No picture of Ames seems to exist ... nor, apparently, was a single working model of his impractical triangle design ever built.
It was left to others to take the next steps.
In 1895 an inventor named Charles Seeburger was the first to use the term "escalator," combining the Latin words "scala" (for steps) with "elevates" (for rise).
In 1896, a different inventor, Jesse Reno, installed one of his designs at New York's Coney Island, where it was billed as a kind of thrill ride.
By the early 1900s, the Otis Elevator Company had acquired most of the escalator patents, and the moving staircase was quickly becoming a familiar sight in department stores and other public places.

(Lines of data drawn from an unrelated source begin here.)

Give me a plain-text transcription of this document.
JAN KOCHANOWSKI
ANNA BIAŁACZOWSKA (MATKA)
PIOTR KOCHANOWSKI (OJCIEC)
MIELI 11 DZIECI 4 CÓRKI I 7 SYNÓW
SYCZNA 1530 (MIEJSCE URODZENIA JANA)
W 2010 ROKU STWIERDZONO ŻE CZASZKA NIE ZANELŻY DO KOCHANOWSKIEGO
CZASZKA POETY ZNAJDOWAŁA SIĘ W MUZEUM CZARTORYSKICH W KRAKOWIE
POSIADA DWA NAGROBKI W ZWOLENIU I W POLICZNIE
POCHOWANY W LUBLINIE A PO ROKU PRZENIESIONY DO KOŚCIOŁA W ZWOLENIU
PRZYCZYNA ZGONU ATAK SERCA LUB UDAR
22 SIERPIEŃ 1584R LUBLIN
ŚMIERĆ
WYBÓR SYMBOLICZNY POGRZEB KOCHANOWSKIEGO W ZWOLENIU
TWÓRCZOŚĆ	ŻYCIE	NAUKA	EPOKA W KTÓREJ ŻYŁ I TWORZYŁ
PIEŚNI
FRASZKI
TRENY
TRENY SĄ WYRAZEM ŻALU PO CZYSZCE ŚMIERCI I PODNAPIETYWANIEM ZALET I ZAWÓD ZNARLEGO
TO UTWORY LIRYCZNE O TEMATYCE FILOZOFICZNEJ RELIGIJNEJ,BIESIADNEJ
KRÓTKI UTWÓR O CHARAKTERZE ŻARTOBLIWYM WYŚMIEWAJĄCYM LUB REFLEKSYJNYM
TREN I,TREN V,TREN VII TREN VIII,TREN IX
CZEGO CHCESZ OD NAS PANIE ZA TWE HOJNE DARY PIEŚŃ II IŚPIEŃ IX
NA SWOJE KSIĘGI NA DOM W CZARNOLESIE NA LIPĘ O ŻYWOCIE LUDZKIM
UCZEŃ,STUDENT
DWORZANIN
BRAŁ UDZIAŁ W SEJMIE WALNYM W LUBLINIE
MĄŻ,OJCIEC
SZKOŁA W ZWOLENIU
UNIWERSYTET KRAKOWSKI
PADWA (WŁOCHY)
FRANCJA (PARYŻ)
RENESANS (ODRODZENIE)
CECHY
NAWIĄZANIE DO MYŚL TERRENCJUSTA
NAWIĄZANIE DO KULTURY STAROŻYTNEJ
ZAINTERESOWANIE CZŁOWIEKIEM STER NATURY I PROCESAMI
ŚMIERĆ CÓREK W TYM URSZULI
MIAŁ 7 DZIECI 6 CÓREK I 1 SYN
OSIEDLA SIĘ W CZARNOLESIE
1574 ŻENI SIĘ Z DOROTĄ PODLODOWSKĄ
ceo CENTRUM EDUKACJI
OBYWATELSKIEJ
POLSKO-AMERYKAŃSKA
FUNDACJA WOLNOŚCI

Familiar enough, in fact, to win it a comic role in Charlie Chaplin's 1916 film, "The Floorwalker,"
Not that escalator design has stood still since then.
Though a few of the earliest escalators with wooden steps still survive, most escalators long since have adopted steps of metal.
And early this century, Mitsubishi Electric turned heads by installing a SPIRAL escalator at Caesar's Palace in Las Vegas.
The escalator even made political history this past June, when Donald Trump rode one to enter the presidential race.
With the escalator (and its cousin, the moving sidewalk) ubiquitous at airports and train stations worldwide, a much-quoted ancient Chinese proverb is more true today than ever:
"A journey of a thousand miles CAN begin with just a single step."